AEKO heeft in incidenteel appel haar eis vermeerderd en vordert thans ook schadevergoeding van KPS wegens het niet in acht nemen van de opzegtermijn ten bedrage van € 57.000,00 en voor zover daar facturen tegenover gesteld zouden moeten worden € 68.970,00 inclusief btw. Het hof oordeelt als volgt. KPS heeft, zoals uit het hiervoor overwogene volgt, de overeenkomst met AEKO op 3 februari 2017 per direct beëindigd, zonder inachtneming van de overeengekomen opzegtermijn. AEKO heeft de opzegging door KPS niet beschouwd als aankondiging van niet-nakoming zijdens KPS, hetgeen leidt tot verzuim ex artikel 6:83 sub c BW, waarna AEKO in beginsel schadevergoeding had kunnen vorderen wegens het niet in acht nemen van de overeengekomen opzegtermijn.

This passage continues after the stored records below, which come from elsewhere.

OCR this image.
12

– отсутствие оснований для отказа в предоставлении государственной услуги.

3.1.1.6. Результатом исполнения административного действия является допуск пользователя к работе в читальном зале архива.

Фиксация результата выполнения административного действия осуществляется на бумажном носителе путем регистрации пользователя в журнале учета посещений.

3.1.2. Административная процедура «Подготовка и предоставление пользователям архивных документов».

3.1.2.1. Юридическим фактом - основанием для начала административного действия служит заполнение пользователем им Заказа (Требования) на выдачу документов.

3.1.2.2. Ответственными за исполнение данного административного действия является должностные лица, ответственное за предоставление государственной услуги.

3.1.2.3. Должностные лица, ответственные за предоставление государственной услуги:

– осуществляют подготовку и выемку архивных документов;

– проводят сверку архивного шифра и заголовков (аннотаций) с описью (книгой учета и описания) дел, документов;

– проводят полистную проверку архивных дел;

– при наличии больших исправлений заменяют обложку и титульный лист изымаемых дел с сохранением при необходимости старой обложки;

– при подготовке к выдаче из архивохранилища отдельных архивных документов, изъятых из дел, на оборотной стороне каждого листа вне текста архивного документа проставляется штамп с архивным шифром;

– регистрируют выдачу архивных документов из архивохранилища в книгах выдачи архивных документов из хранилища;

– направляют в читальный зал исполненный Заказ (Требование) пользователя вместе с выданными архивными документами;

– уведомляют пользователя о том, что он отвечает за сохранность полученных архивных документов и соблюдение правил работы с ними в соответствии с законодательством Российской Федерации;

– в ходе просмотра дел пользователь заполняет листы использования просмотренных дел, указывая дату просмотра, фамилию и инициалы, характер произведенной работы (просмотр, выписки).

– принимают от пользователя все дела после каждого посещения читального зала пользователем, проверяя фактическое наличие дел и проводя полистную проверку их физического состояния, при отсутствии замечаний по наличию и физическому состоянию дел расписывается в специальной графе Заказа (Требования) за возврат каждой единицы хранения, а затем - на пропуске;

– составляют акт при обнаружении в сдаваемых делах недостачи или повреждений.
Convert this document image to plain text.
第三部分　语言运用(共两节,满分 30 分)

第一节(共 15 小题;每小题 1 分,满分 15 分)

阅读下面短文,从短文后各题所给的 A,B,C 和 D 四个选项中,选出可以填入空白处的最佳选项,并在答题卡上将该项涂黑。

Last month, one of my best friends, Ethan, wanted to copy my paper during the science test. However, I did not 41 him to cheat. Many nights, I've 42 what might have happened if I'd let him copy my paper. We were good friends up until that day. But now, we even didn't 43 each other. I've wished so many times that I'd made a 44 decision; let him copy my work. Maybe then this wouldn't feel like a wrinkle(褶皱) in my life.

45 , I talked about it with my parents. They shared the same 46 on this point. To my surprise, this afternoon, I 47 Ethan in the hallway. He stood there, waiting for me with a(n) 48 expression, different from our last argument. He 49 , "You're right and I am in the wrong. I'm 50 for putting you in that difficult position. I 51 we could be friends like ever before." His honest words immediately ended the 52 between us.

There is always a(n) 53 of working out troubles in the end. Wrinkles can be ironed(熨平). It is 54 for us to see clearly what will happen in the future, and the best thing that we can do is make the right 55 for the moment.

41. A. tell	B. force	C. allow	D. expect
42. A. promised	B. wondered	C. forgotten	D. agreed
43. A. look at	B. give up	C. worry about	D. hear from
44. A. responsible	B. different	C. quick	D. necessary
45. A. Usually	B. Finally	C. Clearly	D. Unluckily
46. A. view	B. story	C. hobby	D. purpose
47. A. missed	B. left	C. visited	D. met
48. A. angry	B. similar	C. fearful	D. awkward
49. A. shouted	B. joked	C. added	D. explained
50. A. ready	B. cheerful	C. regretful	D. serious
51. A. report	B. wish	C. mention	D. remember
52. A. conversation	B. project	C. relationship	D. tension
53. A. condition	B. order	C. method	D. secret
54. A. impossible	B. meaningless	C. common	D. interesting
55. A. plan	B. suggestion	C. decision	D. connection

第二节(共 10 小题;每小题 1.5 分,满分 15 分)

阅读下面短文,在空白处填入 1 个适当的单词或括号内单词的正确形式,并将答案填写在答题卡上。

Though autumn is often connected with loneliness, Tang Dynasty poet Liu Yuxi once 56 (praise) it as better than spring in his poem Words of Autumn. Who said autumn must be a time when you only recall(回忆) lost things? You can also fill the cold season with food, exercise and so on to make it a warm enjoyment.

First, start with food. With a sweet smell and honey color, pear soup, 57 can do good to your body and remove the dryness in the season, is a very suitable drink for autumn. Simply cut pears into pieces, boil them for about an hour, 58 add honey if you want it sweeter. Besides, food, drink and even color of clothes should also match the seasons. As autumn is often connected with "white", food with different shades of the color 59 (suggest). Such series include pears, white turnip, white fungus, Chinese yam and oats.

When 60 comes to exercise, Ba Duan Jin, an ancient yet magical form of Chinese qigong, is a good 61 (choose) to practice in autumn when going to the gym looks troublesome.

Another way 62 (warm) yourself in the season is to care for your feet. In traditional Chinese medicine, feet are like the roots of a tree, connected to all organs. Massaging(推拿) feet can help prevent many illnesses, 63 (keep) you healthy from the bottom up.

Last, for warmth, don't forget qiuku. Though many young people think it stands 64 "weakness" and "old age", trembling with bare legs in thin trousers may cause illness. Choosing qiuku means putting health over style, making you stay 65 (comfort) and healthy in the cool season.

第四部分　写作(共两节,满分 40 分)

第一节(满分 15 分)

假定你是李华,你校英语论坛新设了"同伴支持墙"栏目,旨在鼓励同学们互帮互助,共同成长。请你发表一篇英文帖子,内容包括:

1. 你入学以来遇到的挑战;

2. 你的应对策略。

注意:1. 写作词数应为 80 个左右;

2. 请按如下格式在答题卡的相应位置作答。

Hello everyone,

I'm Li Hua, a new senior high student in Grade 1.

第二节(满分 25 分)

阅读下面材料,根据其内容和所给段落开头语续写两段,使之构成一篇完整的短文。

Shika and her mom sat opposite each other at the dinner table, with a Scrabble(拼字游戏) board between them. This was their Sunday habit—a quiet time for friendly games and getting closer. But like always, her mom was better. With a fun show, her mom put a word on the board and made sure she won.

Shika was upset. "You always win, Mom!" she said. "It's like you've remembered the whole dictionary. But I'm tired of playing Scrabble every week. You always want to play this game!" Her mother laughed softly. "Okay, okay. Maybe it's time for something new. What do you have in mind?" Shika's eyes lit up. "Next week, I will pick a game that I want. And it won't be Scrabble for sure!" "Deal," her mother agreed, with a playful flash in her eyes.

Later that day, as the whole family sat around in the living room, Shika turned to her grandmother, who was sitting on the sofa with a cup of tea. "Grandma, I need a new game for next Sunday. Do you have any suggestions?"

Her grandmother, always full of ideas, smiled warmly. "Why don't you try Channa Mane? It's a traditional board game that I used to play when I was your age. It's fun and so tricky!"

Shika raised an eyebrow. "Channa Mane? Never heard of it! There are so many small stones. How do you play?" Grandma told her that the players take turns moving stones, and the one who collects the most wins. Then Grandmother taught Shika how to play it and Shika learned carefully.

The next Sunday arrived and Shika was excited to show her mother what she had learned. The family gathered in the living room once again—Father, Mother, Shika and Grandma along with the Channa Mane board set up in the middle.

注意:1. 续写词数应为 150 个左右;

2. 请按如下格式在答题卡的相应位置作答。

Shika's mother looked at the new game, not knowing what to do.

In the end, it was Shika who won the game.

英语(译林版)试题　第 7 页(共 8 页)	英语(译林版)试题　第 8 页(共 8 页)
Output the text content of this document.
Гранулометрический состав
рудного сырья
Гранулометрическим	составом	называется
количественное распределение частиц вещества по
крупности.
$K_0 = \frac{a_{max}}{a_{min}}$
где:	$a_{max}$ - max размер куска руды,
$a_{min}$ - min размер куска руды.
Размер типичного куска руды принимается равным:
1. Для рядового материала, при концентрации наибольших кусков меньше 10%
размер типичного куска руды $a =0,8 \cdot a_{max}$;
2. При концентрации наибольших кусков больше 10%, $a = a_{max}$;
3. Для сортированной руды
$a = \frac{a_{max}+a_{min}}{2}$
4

Integendeel: AEKO heeft op 6 februari 2017 de beëindiging van de overeenkomst schriftelijk bevestigd zonder zich bereid te verklaren de bedongen werkzaamheden tijdens de opzegtermijn te blijven verrichten, waarmee zij zich bij de beëindiging met onmiddellijke ingang heeft neergelegd. AEKO heeft daarom geen recht op schadevergoeding wegens het niet in acht nemen van de opzegtermijn door KPS.
3.5.
De grieven in principaal en incidenteel appel falen. Het vonnis waarvan beroep zal worden bekrachtigd. KPS zal als in het ongelijk gestelde partij worden veroordeeld in de kosten van het geding in principaal appel, AEKO zal als in het ongelijk gestelde partij worden veroordeeld in de kosten van het geding in incidenteel appel. Partijen hebben geen concrete stellingen te bewijzen aangeboden die, indien bewezen, tot een andere beslissing dan de voorgaande zouden kunnen leiden. Hun bewijsaanbod wordt daarom gepasseerd.

4.Beslissing

Het hof:
rechtdoende in principaal en incidenteel appel:
bekrachtigt het vonnis waarvan beroep;
veroordeelt KPS in de kosten van het geding in principaal appel, tot op heden aan de zijde van AEKO begroot op € 1.978,00 aan verschotten en € 1.959,00 voor salaris;
veroordeelt AEKO in de kosten van het geding in incidenteel appel, tot op heden aan de zijde van KPS begroot op € 979,50 voor salaris;
verklaart deze proceskostenveroordelingen uitvoerbaar bij voorraad;
wijst af het meer of anders gevorderde.
Dit arrest is gewezen door mrs. A.M.A. Verscheure, G.C. Boot en I.A. Haanappel-van der Burg en door de rolraadsheer in het openbaar uitgesproken op 7 juli 2020.